Medical journals have mostly I mentioned Administrative tasks can take up about half of a primary care doctor’s time, reducing the number of patients they can see on a given day. If this type of work could be automated, doctors would be able to see more patients, perhaps reducing the need for people to use tools like ChatGPT Health without additional input from a real doctor.
Dr. Shah leads a team in development at Stanford University ChatEHRa software integrated into the electronic health record (EHR) system, allowing doctors to interact with a patient’s medical records in a more simple and efficient way.
“Making the electronic medical record more user-friendly means that doctors can spend less time searching every nook and cranny of it to get the information they need,” Dr. Sneha Jain, one of ChatEHR’s early labs, said in the Stanford University Journal of Medicine. condition. “ChatEHR can help them get this information upfront so they can spend time on what matters — talking to patients and finding out what’s going on.”
Anthropic is also working on AI products that could be used by doctors and insurance companies, rather than just the public-facing chatbot Claude. Anthropic announced this week Claude Healthcare By explaining how it can be used to reduce time spent on tedious administrative tasks, such as submitting prior authorization applications for insurance providers.

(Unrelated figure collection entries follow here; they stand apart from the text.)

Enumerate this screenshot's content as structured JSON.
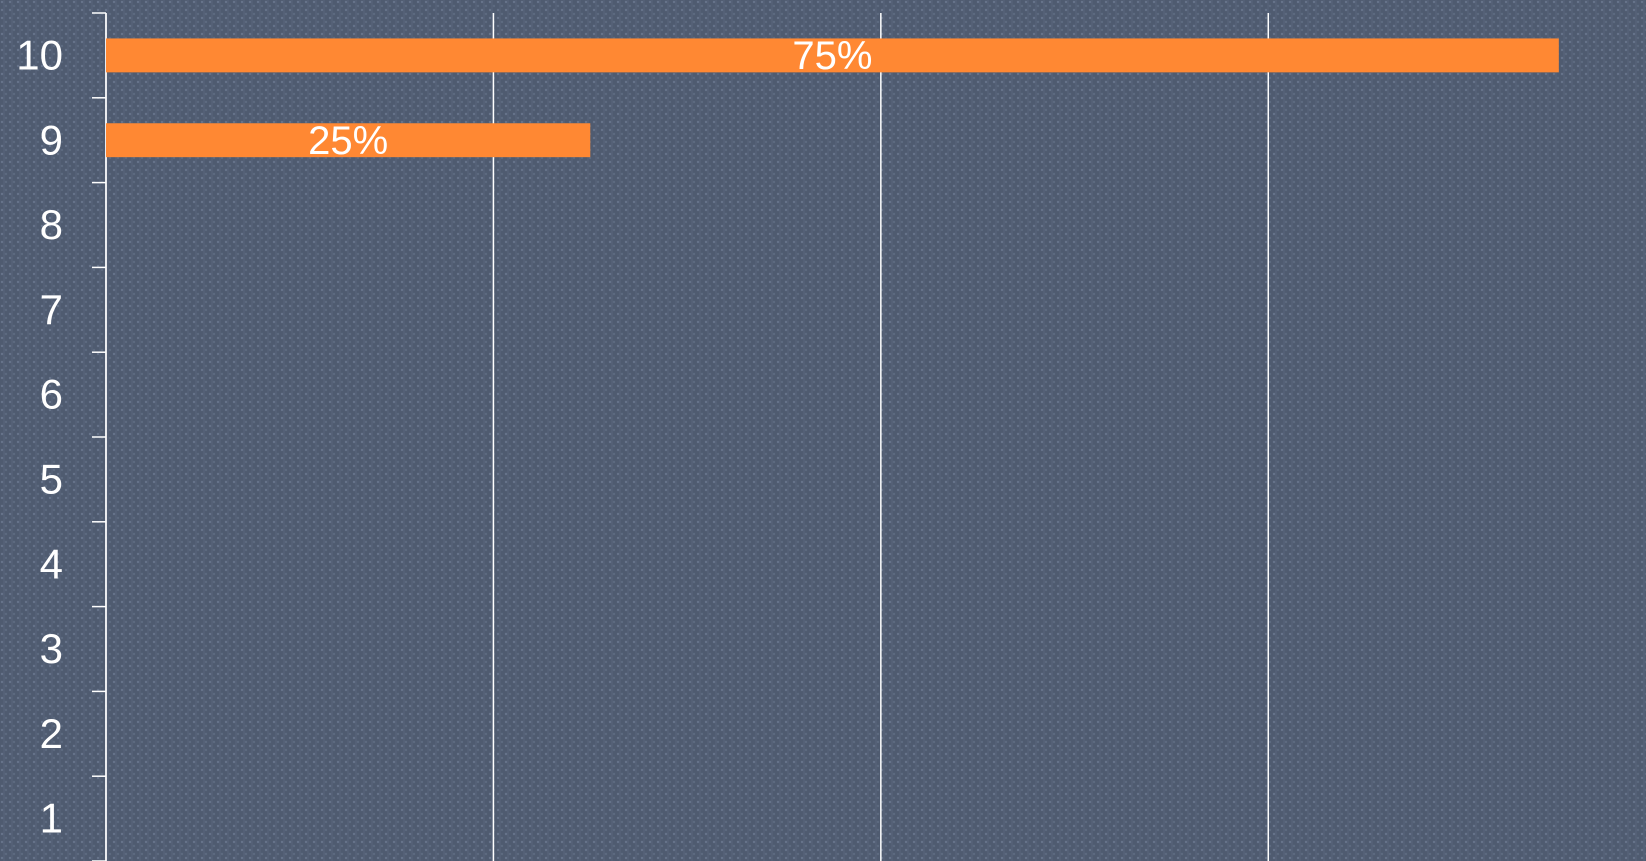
{
  "chart_data": {
    "type": "barh",
    "categories": [
      "1",
      "2",
      "3",
      "4",
      "5",
      "6",
      "7",
      "8",
      "9",
      "10"
    ],
    "values": [
      null,
      null,
      null,
      null,
      null,
      null,
      null,
      null,
      25,
      75
    ],
    "value_labels": [
      null,
      null,
      null,
      null,
      null,
      null,
      null,
      null,
      "25%",
      "75%"
    ],
    "color": "#ff8833",
    "xlim": [
      0,
      79.5
    ],
    "xticks": [
      0,
      20,
      40,
      60
    ],
    "grid": true
  }
}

“Some of you are seeing hundreds and thousands of these pre-authorization cases weekly,” Mike Krieger, Anthropic’s chief procurement officer, said in a recent presentation at JPMorgan. Healthcare conference. “So imagine cutting twenty or thirty minutes off of each one — it’s a huge time saver.”
As AI and medicine become increasingly intertwined, there is an inevitable tension between the two worlds – a doctor’s primary motivation is to help their patients, while technology companies are ultimately accountable to their shareholders, even if their intentions are noble.
“I think stress is important,” Dr. Barry said. “Patients depend on us to be sarcastic and conservative in order to protect them.”